MiCA Status by Key EU Country (June 2026)
France19 CASP authorizations, 25 applications under review
GermanyBaFin deadline June 30, applications ongoing
Austria9 authorizations, nat. regime closed from 31.12.2025
Penalty (France)Up to 2 years + 30,000 euros
Without license (EU)~60% of active users (OKX Europe)

What Violators Face: From Fines to Criminal Charges

MiCA required each EU member state to equip national authorities with a defined set of tools. These include: an immediate halt to services, forced client offboarding, public naming of the platform, and administrative fines. Some countries went further and attached criminal liability under national law.

"Companies still serving EU clients without authorization after the transition ends will be operating unlawfully and cannot expect to continue business as usual."

- Niall Esler, head of regulatory and risk advisory, Walkers

ESMA has not published data on warnings issued or investigations opened to date. The regulator's statement is clear: after July 1, active enforcement begins. Companies expecting regulatory leniency are miscalculating their position.

USDT and USDC Face Different Legal Risks

USDT from Tether remains the most widely used crypto asset on European exchanges. Tether has not received authorization as an electronic money token (EMT) issuer from any EU regulator. Platforms that allow USDT trading after July 1 without an authorized issuer risk direct non-compliance with MiCA. National interpretations may vary, but the legal risk is real.

USDC from Circle received EMT authorization from France's AMF in 2024. Circle's stablecoin sits in a much stronger regulatory position under EU rules. Exchanges offering USDC alongside or instead of USDT carry lower compliance risk in Europe. This difference is already showing up in how some platforms are restructuring their stablecoin offering.

After July 1: Consolidation Ahead

For the EU exchange market, the deadline signals faster consolidation. Platforms without authorization face a choice: suspend services for EU clients until authorization arrives, or push harder on negotiations with national regulators. Neither option produces a quick fix.

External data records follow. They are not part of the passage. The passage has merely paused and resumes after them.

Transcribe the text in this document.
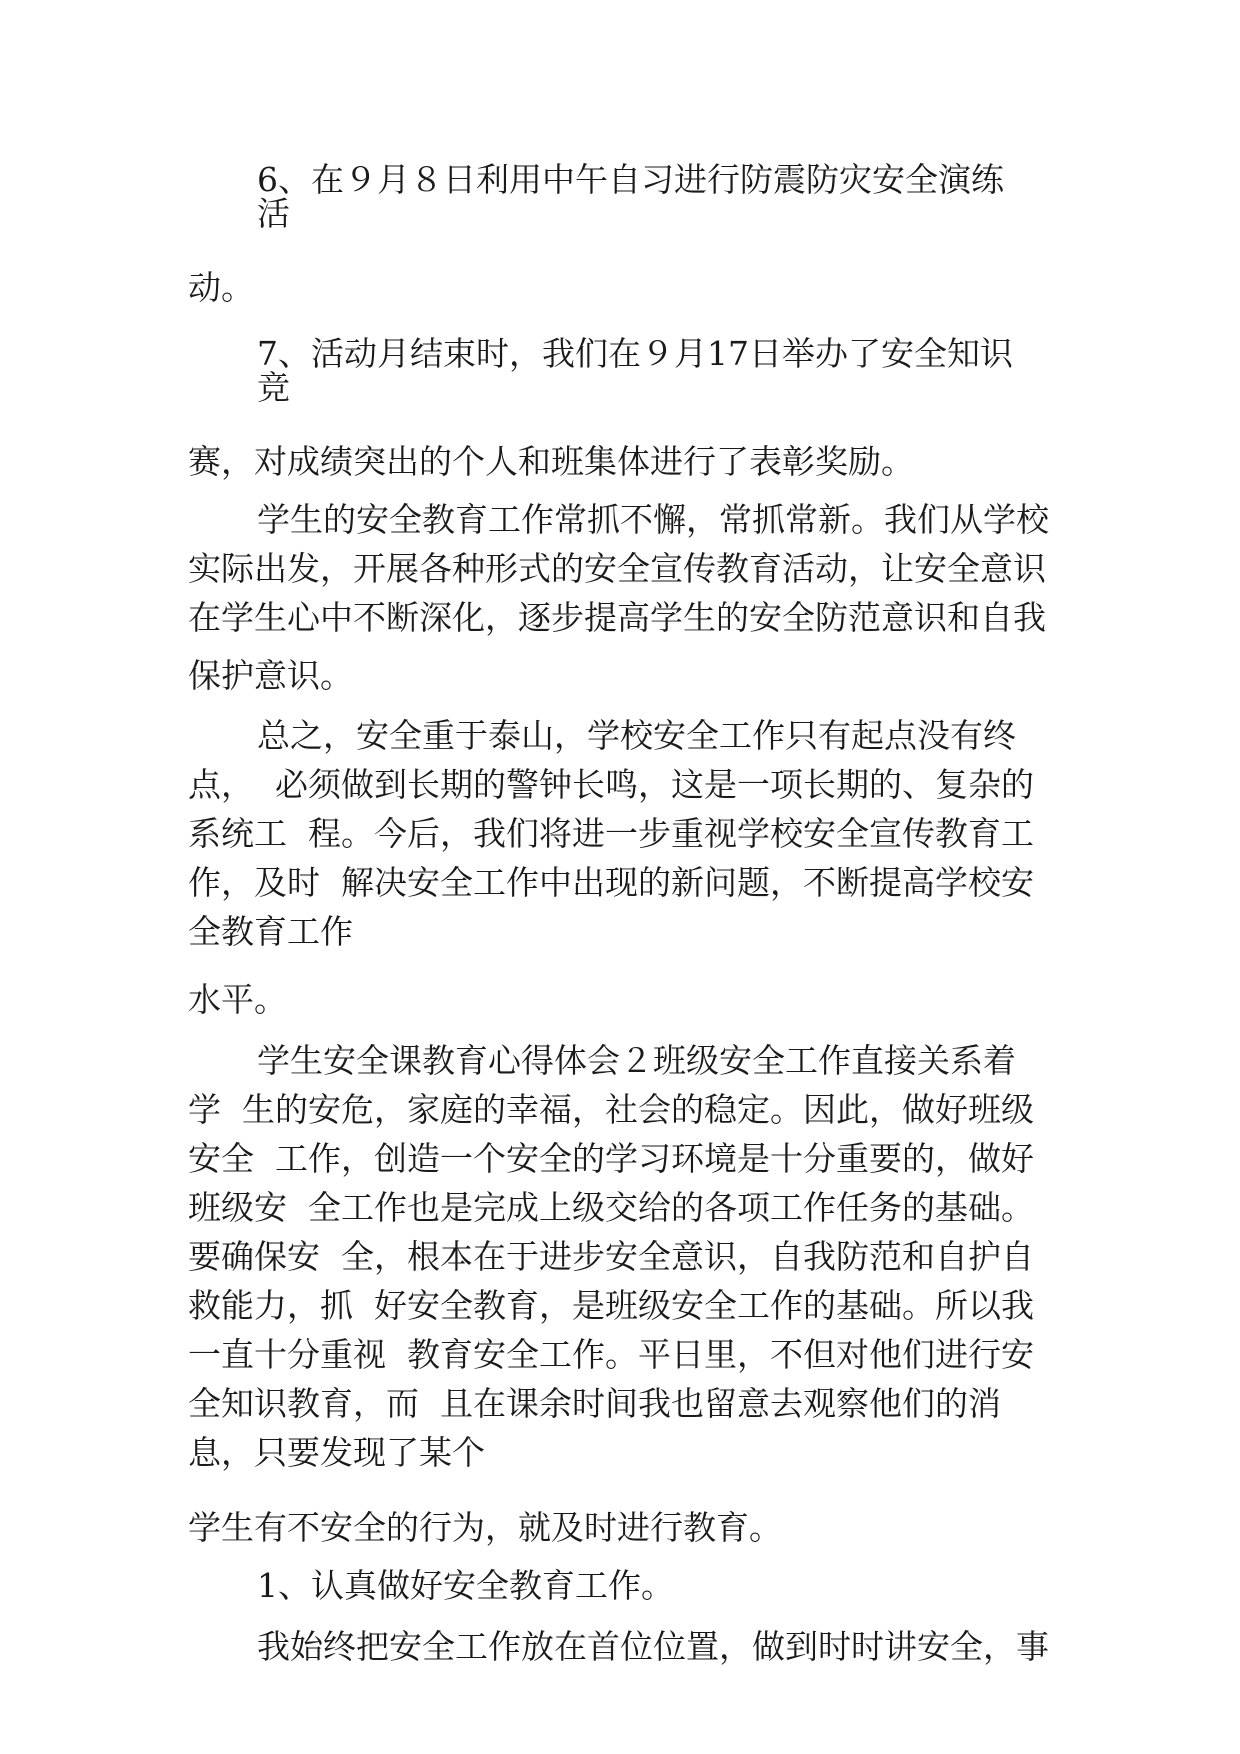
6、在９月８日利用中午自习进行防震防灾安全演练

活

动。

7、活动月结束时，我们在９月17日举办了安全知识

竞

赛，对成绩突出的个人和班集体进行了表彰奖励。

学生的安全教育工作常抓不懈，常抓常新。我们从学校

实际出发，开展各种形式的安全宣传教育活动，让安全意识

在学生心中不断深化，逐步提高学生的安全防范意识和自我

保护意识。

总之，安全重于泰山，学校安全工作只有起点没有终

点，  必须做到长期的警钟长鸣，这是一项长期的、复杂的

系统工  程。今后，我们将进一步重视学校安全宣传教育工

作，及时  解决安全工作中出现的新问题，不断提高学校安

全教育工作

水平。

学生安全课教育心得体会２班级安全工作直接关系着

学  生的安危，家庭的幸福，社会的稳定。因此，做好班级

安全  工作，创造一个安全的学习环境是十分重要的，做好

班级安  全工作也是完成上级交给的各项工作任务的基础。

要确保安  全，根本在于进步安全意识，自我防范和自护自

救能力，抓  好安全教育，是班级安全工作的基础。所以我

一直十分重视  教育安全工作。平日里，不但对他们进行安

全知识教育，而  且在课余时间我也留意去观察他们的消

息，只要发现了某个

学生有不安全的行为，就及时进行教育。

1、认真做好安全教育工作。

我始终把安全工作放在首位位置，做到时时讲安全，事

Authorized operators gain a competitive edge they have not had before. They can legally recruit EU clients while others cannot. If even a portion of that 60% on unlicensed platforms migrates to licensed exchanges, market share in the EU will shift significantly. Platforms that ignore the deadline risk landing on national regulators' lists of unauthorized operators and losing their European user base entirely.